During a recent brainstorming session with a dental team, we sat down and analysed some key issues in their dental practice.
We used a big whiteboard to draw out a 3×3 set of boxes, very much like a tic-tac-toe board.
Across the top we labelled the columns from left to right:
- What are we doing now?
- What changes do we need to facilitate this?
- What would be the result that would make ALL happy?
Obviously, we answered these questions in the order of #1, then #3, and then #2.
The lesson here is:
If we know where we are starting from [Column #1], and we know where we want to go to [Column #3], then we can work out the means and the ways to get there [Column #2].
Down the left-hand side we labelled the three rows, from top to bottom as:
What we found as we worked through the issues at this office was that the results that the practice needed to achieve to make everybody there happy were not achievable at all due to the current behaviours of the owners, the dentists, and the staff.

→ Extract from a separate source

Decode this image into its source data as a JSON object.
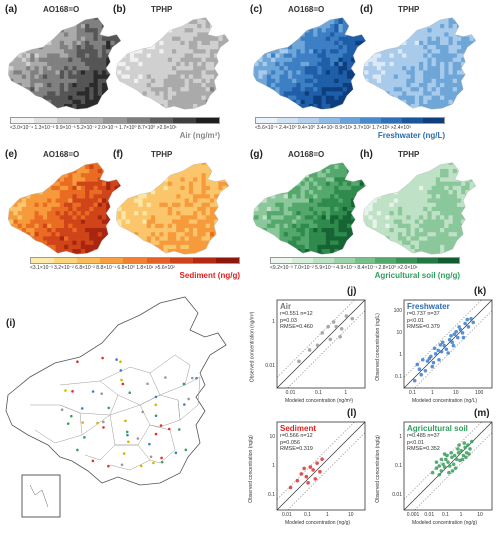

The owners, the dentists, and the team members all knew that for the dental practice to be successful and for everybody there to be happy, the practice needed to achieve two things:
- An increase in daily, weekly and monthly revenue collections
- Full appointment books
And the owners, the dentists, and the team members all knew that while ever the dental practice had inconsistent bookings and fluctuations in collections, the practice would always be operating under stress and duress.

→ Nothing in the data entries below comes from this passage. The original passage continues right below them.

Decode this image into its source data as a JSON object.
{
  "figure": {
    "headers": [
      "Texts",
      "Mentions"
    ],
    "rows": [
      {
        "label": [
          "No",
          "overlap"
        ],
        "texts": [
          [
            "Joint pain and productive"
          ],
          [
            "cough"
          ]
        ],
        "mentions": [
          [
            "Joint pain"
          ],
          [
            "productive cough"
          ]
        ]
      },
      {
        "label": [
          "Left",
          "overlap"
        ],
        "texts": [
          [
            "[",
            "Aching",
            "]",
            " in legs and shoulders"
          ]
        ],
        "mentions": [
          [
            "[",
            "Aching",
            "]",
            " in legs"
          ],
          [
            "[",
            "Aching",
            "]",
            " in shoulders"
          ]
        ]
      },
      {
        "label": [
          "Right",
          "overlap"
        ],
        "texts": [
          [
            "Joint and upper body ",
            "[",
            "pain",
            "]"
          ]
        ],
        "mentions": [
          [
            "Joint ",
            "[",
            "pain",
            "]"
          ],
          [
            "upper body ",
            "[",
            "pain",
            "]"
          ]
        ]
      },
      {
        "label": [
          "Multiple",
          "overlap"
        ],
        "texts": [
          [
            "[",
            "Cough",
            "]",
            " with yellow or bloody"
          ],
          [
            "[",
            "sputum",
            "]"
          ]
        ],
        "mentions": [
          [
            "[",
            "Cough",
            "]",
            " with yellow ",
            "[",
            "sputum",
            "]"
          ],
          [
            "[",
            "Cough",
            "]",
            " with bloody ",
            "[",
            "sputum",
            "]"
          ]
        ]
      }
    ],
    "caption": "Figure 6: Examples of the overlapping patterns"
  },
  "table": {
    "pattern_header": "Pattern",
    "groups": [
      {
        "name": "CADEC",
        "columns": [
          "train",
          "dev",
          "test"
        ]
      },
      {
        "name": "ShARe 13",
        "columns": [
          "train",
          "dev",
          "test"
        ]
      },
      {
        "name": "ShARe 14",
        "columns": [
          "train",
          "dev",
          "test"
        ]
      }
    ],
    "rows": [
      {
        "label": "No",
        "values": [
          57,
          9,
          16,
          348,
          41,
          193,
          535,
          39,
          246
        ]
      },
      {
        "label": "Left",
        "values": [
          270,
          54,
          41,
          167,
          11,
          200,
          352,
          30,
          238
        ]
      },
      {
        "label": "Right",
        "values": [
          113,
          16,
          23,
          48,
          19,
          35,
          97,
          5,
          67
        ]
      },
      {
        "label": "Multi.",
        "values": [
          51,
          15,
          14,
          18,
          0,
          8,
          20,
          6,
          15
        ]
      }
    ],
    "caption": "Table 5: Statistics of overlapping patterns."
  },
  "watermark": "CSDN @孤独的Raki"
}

What we consistently see in most dental practices is that there are many decisions and choices made by everybody in the practice that are not in the best interests of the success of those dental practices.
And while ever these poor choices continue to be made, the results for any dental practice will be fluky at best. But mostly the results will be poor, compared to the true potential.
The self-inflicted failure of dental practices to reach their true potential is an absolute tragedy.
As an outsider looking on, these results I observe are distressing to me.
Do you remember that scene in the movie “FOREST GUMP” where young Forest runs so hard that he breaks his callipers, and in so doing releases himself to a much greater potential?
That same image of achievement of potential is indeed possible for a dental practice when team members, dentists, and owners, as a whole, release themselves from limiting beliefs and limiting behaviours.
Albert Einstein said:
“Great spirits have always encountered violent opposition from mediocre minds.”
That’s kind of harsh.
But it is true.
Because without change, nothing changes.
The definition of insanity is repeatedly doing the same thing over and over, but expecting a different result each time.
Only with a change of thinking, will things change.
The good news is that dental practices don’t need to reinvent the wheel.
All they need to do to improve their results is change their limiting beliefs and replace their limiting behaviours.
The second sentence of the Einstein quote is:
“The mediocre mind is incapable of understanding the man who refuses to bow blindly to conventional prejudices and chooses instead to express his opinions courageously and honestly.”
To achieve, to truly achieve, you need to be courageous.
Discard your limiting beliefs.
Sail off to your horizons.
Make the changes you need to make to achieve true greatness.
Remember, if it has been done, it can be done.
Make the results you want happen.
Because those results will be worth the effort.